At least on a subliminal level, Davies himself seems to acknowledge he has a flimsy argument, as evidenced here:
The main thing that distinguishes the U.S. coup in Ukraine from the majority of previous U.S. coups was the minimal role played by the Ukrainian military. Since 1953, most U.S. coups have involved using local senior military officers to deliver the final blow to remove the elected or ruling leader. The officers have then been rewarded with presidencies, dictatorships or other senior positions in new U.S.-backed regimes. The U.S. military cultivates military-to-military relationships to identify and groom future coup leaders, and President Obama's expansion of U.S. special forces operations to 134 countries around the world suggests that this process is ongoing and expanding, not contracting.
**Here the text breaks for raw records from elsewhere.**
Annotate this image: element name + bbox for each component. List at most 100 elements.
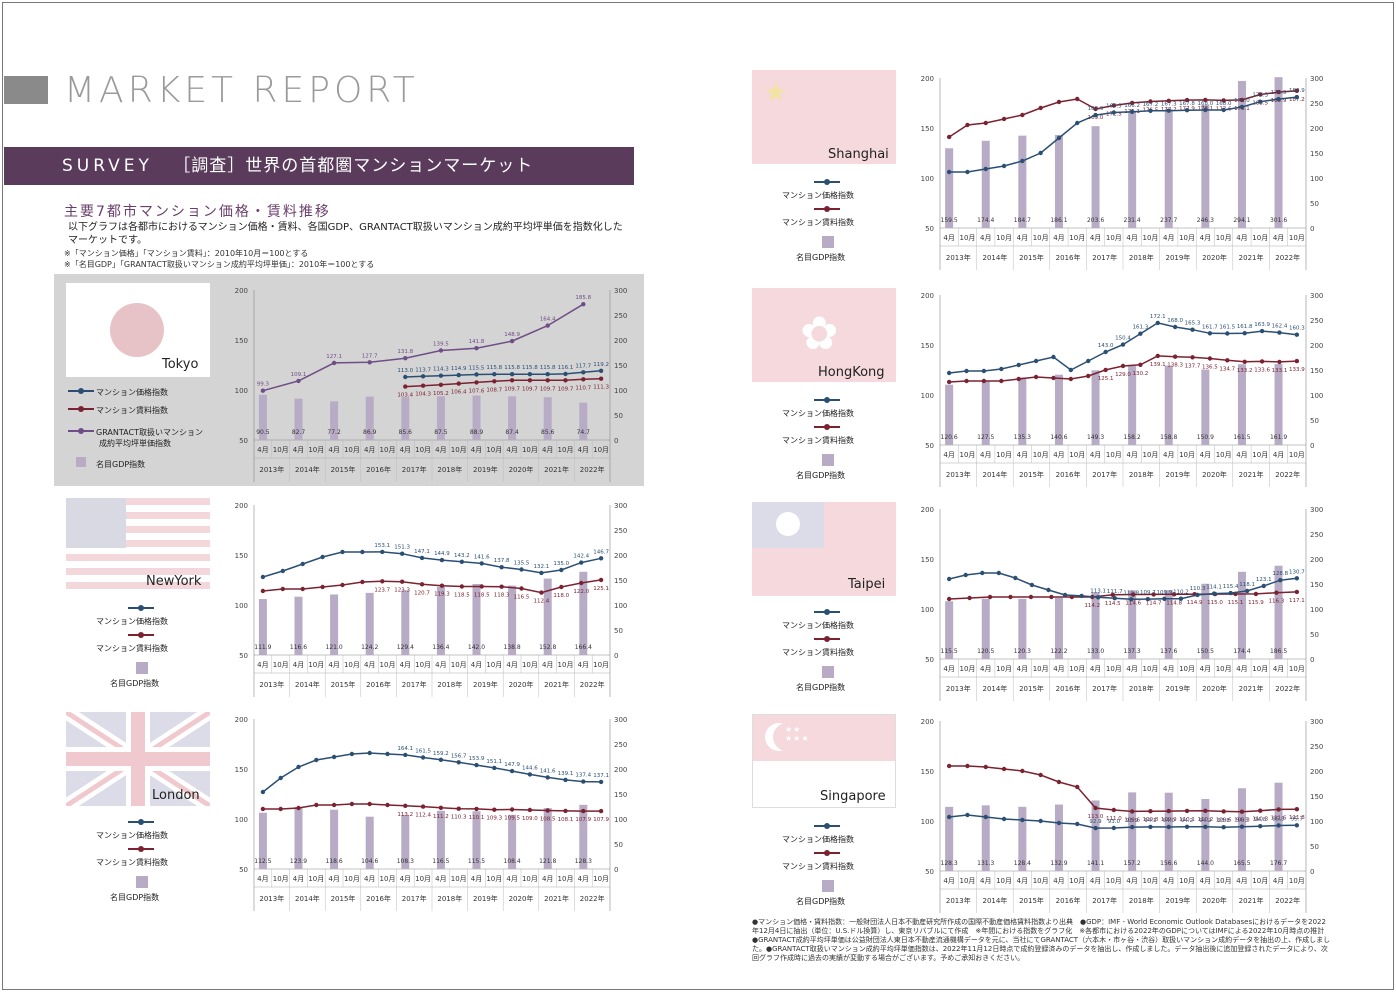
price-point — [1294, 94, 1300, 100]
price-point — [1190, 327, 1195, 332]
usa-flag-icon — [66, 498, 210, 592]
grantact-legend-icon — [68, 428, 94, 434]
rent-value-label: 109.7 — [540, 386, 556, 392]
y-tick-right: 0 — [614, 437, 618, 445]
gdp-bar — [1018, 135, 1027, 228]
price-point — [399, 551, 405, 556]
note-1: ※「マンション価格」「マンション賃料」：2010年10月＝100とする — [64, 249, 309, 258]
price-value-label: 128.8 — [1272, 571, 1288, 577]
price-value-label: 113.7 — [415, 367, 431, 373]
price-value-label: 113.1 — [1090, 588, 1106, 594]
price-value-label: 160.3 — [1289, 326, 1305, 332]
x-tick-half: 4月 — [1163, 234, 1174, 242]
rent-value-label: 107.6 — [469, 388, 485, 394]
price-point — [509, 768, 515, 774]
price-point — [1166, 824, 1171, 830]
rent-value-label: 139.1 — [1150, 362, 1166, 368]
price-value-label: 142.4 — [573, 554, 589, 560]
x-tick-year: 2016年 — [366, 465, 391, 474]
price-point — [1145, 596, 1151, 602]
price-point — [996, 570, 1002, 576]
x-tick-half: 10月 — [1069, 234, 1085, 242]
rent-point — [1155, 353, 1160, 359]
x-tick-year: 2022年 — [580, 680, 605, 689]
x-tick-year: 2017年 — [402, 680, 427, 689]
price-point — [1056, 820, 1062, 826]
rent-point — [479, 584, 484, 589]
gdp-label: 116.5 — [432, 858, 449, 865]
gdp-bar — [1128, 112, 1137, 228]
price-value-label: 143.2 — [454, 553, 470, 559]
rent-point — [1203, 97, 1208, 103]
x-tick-year: 2015年 — [1019, 684, 1044, 693]
x-tick-year: 2019年 — [473, 894, 498, 903]
y-tick-left: 150 — [235, 552, 248, 560]
gdp-bar — [945, 148, 954, 228]
x-tick-half: 10月 — [380, 446, 396, 454]
price-value-label: 113.0 — [397, 368, 413, 374]
gdp-label: 152.8 — [539, 644, 556, 651]
gdp-bar — [472, 584, 481, 655]
rent-point — [278, 806, 283, 812]
rent-point — [1111, 807, 1117, 813]
rent-value-label: 110.2 — [1197, 817, 1213, 823]
price-point — [403, 374, 408, 380]
x-tick-year: 2014年 — [982, 896, 1007, 905]
gdp-label: 104.6 — [361, 858, 378, 865]
price-point — [278, 775, 283, 781]
x-tick-half: 10月 — [1142, 665, 1158, 673]
grantact-point — [260, 388, 266, 393]
singapore-flag-icon: ★★ ★★★ — [752, 714, 896, 808]
price-point — [1228, 590, 1233, 596]
city-label-hongkong: HongKong — [818, 365, 885, 380]
rent-point — [559, 584, 564, 590]
y-tick-right: 200 — [614, 337, 627, 345]
rent-value-label: 125.1 — [1098, 376, 1114, 382]
rent-legend-icon — [68, 406, 94, 412]
price-value-label: 130.7 — [1289, 569, 1305, 575]
rent-point — [296, 805, 301, 811]
rent-point — [331, 802, 337, 808]
rent-value-label: 115.9 — [1248, 600, 1264, 606]
rent-point — [1148, 809, 1153, 814]
rent-line — [262, 803, 602, 812]
rent-point — [1001, 766, 1007, 772]
price-point — [456, 372, 461, 378]
price-point — [964, 368, 969, 374]
price-point — [1103, 349, 1108, 355]
grantact-value-label: 185.8 — [575, 295, 591, 301]
price-value-label: 144.6 — [522, 765, 538, 771]
price-value-label: 151.3 — [394, 545, 410, 551]
gdp-bar — [1237, 788, 1246, 871]
gdp-label: 237.7 — [1160, 217, 1177, 224]
y-tick-left: 50 — [925, 868, 934, 876]
x-tick-half: 4月 — [943, 451, 954, 459]
x-tick-year: 2013年 — [946, 253, 971, 262]
grantact-value-label: 141.8 — [469, 339, 485, 345]
gdp-bar — [1201, 799, 1210, 871]
x-tick-year: 2016年 — [1056, 253, 1081, 262]
rent-value-label: 104.3 — [415, 392, 431, 398]
rent-point — [499, 584, 504, 589]
price-value-label: 172.1 — [1150, 314, 1166, 320]
gdp-label: 144.0 — [1197, 860, 1214, 867]
price-value-label: 114.9 — [451, 366, 467, 372]
gdp-bar — [1201, 104, 1210, 228]
gdp-bar — [294, 398, 303, 440]
gdp-bar — [508, 396, 517, 440]
price-point — [380, 549, 385, 555]
rent-point — [1277, 359, 1282, 365]
legend-rent: マンション賃料指数 — [782, 648, 854, 657]
x-tick-half: 4月 — [1273, 451, 1284, 459]
rent-point — [1068, 376, 1074, 382]
price-value-label: 115.8 — [540, 365, 556, 371]
rent-point — [349, 801, 355, 807]
rent-point — [983, 764, 988, 770]
x-tick-half: 10月 — [273, 446, 289, 454]
price-point — [1129, 109, 1135, 114]
gdp-bar — [579, 804, 588, 869]
price-value-label: 110.8 — [1123, 590, 1139, 596]
x-tick-half: 4月 — [1236, 451, 1247, 459]
y-tick-right: 50 — [1310, 631, 1319, 639]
So the fact that the situation in Ukraine does not meet the M.O. of US backed coups should immediately raise some red flags as to this theory's validity. In an attempt to save face, Davies hastily argues that the US chose to use the ultranationalist groups Svoboda and Right Sector in place of the military as its coup agent. However, several practicalities make this a illogical leap. First of all, ultranationalists are not ones to cooperate with foreign powers in anything; they are by their inherent nature distrustful of outsiders. Secondly, it presupposes that the only individuals involved in the Maidan protests were Svoboda and Right Sector, when in fact the reality shows it was a wide spectrum of ideologies and people represented in the mass protests. Davies subtly hints earlier in his piece about instances past where protesters have been paid off or are actors, but when you have the movement the size of Maidan, such an argument is simply absurd.
A decent try on your part, I suppose, but some mere elementary research pokes large gaping and fatal holes in Davies' theory.